Joachim Ibeziako Ezeji
Can we really compare our local government councils with their peers elsewhere? Perhaps I will make an attempt since a local council is supposed to be a kind of “door-step government” due primarily to its nearness to the citizens.
Charnwood Borough Council is in Leicestershire County of England. It is an equivalent of a local government in Nigeria. To monitor the impact of its environmental sanitation programs, it decided to conduct a survey amongst its residents to get their feedback and improve performance. The survey result however showed that less than half of residents in Charnwood were satisfied with street cleaning.
The survey found out that 87% of residents were satisfied with refuse and recycling, while only 47% were satisfied with street cleaning; and that cleanliness in the borough was 11-10% better than the previous year. The survey which was carried out by the council was also ‘peer reviewed’ (backed up) by an Independent Environmental Campaigns group.
In response to this survey, the council’s head of environmental services Neil Greenhalgh had said “The satisfaction rating is very important because it is the public perception at the end of the day, and you can’t get away from the fact that 47% is not good result. No matter how effective, I think the service we provide is the bottom line. We are here to serve the people of Charnwood and if they are not happy, then we need to do something about it”.
….He continued “We are now looking at more effective monitoring and training with the staff, putting more resources in there, and making them more visible to the public. At the end of the day we are here to listen. So, if there are any issues we can resolve then I welcome comments from members of the public”
Good talk! Isn’t it? I was particularly intrigued by those lines: “Putting more resources in there, and making them more visible to the public”. To me, this is the bottom of governance i.e. using public funds wisely, and for the greater common good.

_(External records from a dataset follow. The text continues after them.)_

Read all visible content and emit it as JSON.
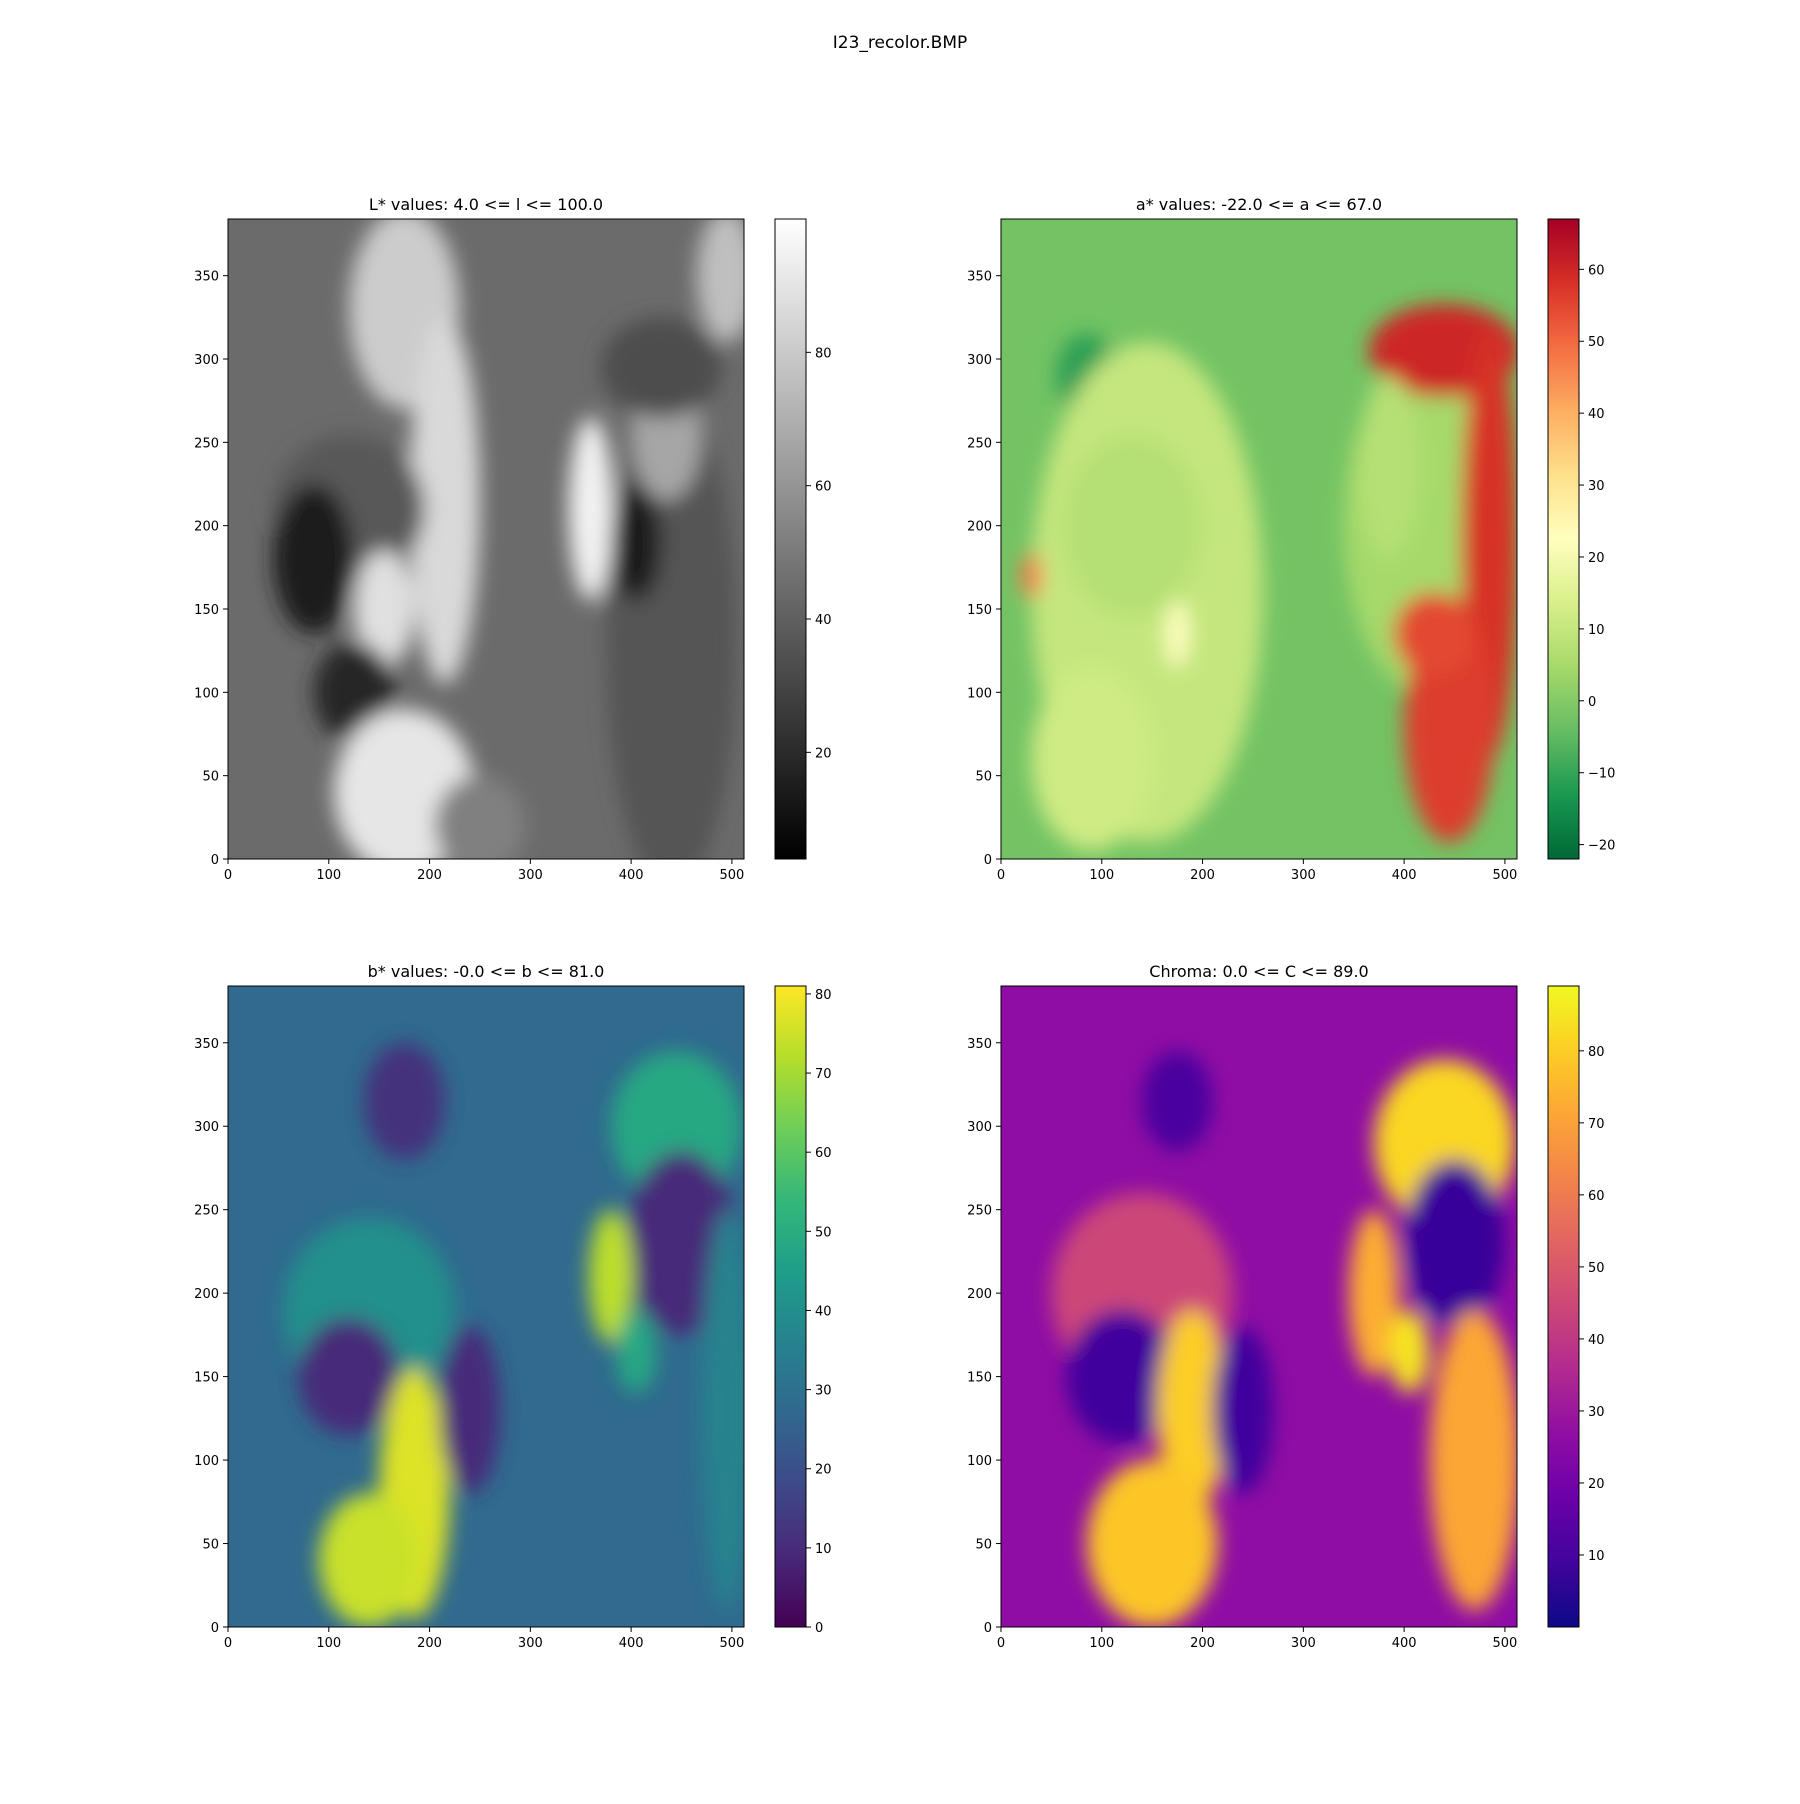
{
  "figure": {
    "suptitle": "I23_recolor.BMP"
  },
  "chart_data": [
    {
      "type": "heatmap",
      "title": "L* values: 4.0 <= l <= 100.0",
      "xlabel": "",
      "ylabel": "",
      "xlim": [
        0,
        512
      ],
      "ylim": [
        0,
        384
      ],
      "xticks": [
        0,
        100,
        200,
        300,
        400,
        500
      ],
      "yticks": [
        0,
        50,
        100,
        150,
        200,
        250,
        300,
        350
      ],
      "colormap": "gray",
      "colorbar": {
        "range": [
          4,
          100
        ],
        "ticks": [
          20,
          40,
          60,
          80
        ]
      },
      "value_range": [
        4.0,
        100.0
      ]
    },
    {
      "type": "heatmap",
      "title": "a* values: -22.0 <= a <= 67.0",
      "xlabel": "",
      "ylabel": "",
      "xlim": [
        0,
        512
      ],
      "ylim": [
        0,
        384
      ],
      "xticks": [
        0,
        100,
        200,
        300,
        400,
        500
      ],
      "yticks": [
        0,
        50,
        100,
        150,
        200,
        250,
        300,
        350
      ],
      "colormap": "RdYlGn_r",
      "colorbar": {
        "range": [
          -22,
          67
        ],
        "ticks": [
          -20,
          -10,
          0,
          10,
          20,
          30,
          40,
          50,
          60
        ]
      },
      "value_range": [
        -22.0,
        67.0
      ]
    },
    {
      "type": "heatmap",
      "title": "b* values: -0.0 <= b <= 81.0",
      "xlabel": "",
      "ylabel": "",
      "xlim": [
        0,
        512
      ],
      "ylim": [
        0,
        384
      ],
      "xticks": [
        0,
        100,
        200,
        300,
        400,
        500
      ],
      "yticks": [
        0,
        50,
        100,
        150,
        200,
        250,
        300,
        350
      ],
      "colormap": "viridis",
      "colorbar": {
        "range": [
          0,
          81
        ],
        "ticks": [
          0,
          10,
          20,
          30,
          40,
          50,
          60,
          70,
          80
        ]
      },
      "value_range": [
        0.0,
        81.0
      ]
    },
    {
      "type": "heatmap",
      "title": "Chroma: 0.0 <= C <= 89.0",
      "xlabel": "",
      "ylabel": "",
      "xlim": [
        0,
        512
      ],
      "ylim": [
        0,
        384
      ],
      "xticks": [
        0,
        100,
        200,
        300,
        400,
        500
      ],
      "yticks": [
        0,
        50,
        100,
        150,
        200,
        250,
        300,
        350
      ],
      "colormap": "plasma",
      "colorbar": {
        "range": [
          0,
          89
        ],
        "ticks": [
          10,
          20,
          30,
          40,
          50,
          60,
          70,
          80
        ]
      },
      "value_range": [
        0.0,
        89.0
      ]
    }
  ]
}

But did I hear you mutter; Not in Nigeria! Why not Nigeria? What exactly is the problem? What factors currently mitigate the progress of Nigeria’s 774 local government councils?
To say that the period 1999 to date have remained the worst era in local government administration in Nigeria is to say the least. Within this period we have witnessed all sorts of strange events that have undermined that tier of government.
Many factors such as the sheer looting and siphoning of local council funds by the state governments (at first instance) and local government chairman (at second instance) are on top of the problems.
I was therefore elated with the recent courageous call of the Nigeria Union of Local Government Employees (NULGE) on the National Assembly to expunge the states/local government joint allocation accounts system, as well as other sundry issues that would prevent the third tier of government from delivering dividends of democracy to the citizenry.
The NULGE’s request contained in a communiqué issued at the end of its national executive council (NEC) specifically noted that the joint account was a channel used by the state government to siphon local council’s resources.
I can’t agree less with NULGE. They are right, albeit at first instance!
Currently we are being inundated with the mantra of the rule of law by the Shehu Yar Adua led Federal Government of Nigeria. There is every need to really put this mantra to test by doing what is right at that level of government otherwise this doctrine of the Rule of law will run the risk of a stillbirth.
This is already inevitable with the continued act of state governments to appoint caretaker, transition or management committees at the expiration of the tenure of every elected local council, and the sheer inertia to conduct free elections at that level.
It should however be noted that Section 7 of the 1999 constitution explicitly provides for democratically elected councils, and any system that infringes upon this is an aberration to the doctrine of the Rule of law.
I am also of the view that the National Assembly should urgently bar local councils under caretaker administrations from benefiting from the monthly statutory allocation because such administrative system is unknown to the constitution.
Making monthly allocations to local councils through state governments should be stopped by the National Assembly because this is culpable for the poor funding and non-performance at the local government level.
A source close to the councils, once confided to me that often, the council chairmen were mandated to sign for the real value as announced, but were made to collect amounts of money far less that real value, by the state governors.
The Joint Allocation Accounts Committee (JAAC) between states and the LGAs is a crude fraud and should be abrogated immediately because it has done more harm than good. It has annihilated the councils in no small measure. It has been hijacked, it has failed. Allowing it to still exist is antithetical to the much desired sustainable development at the local level. Those who encourage it are crooks.
According to section 162 (2) of the 1999 constitution, “Any amount standing to the credit of the federation account shall be distributed among the federal and state governments and the local government councils in each state on such terms and in such manner as may be prescribed by the National Assembly’’.
Also section 162 (5) provides that “the amount standing to the credit of local government councils in the federation account shall also be allocated to the state for the benefit of their local government councils on such terms and in such manner as may be prescribed by the National Assembly”.
In view of these contexts, I implore the National Assembly to quickly apply these sections of the constitution, bearing in mind the non-subordinate status of all tiers. This remains the only way to ensure proper funding of the councils which would in turn ensure rapid development of the rural areas across the country.
Good governance should be encouraged through this amendment.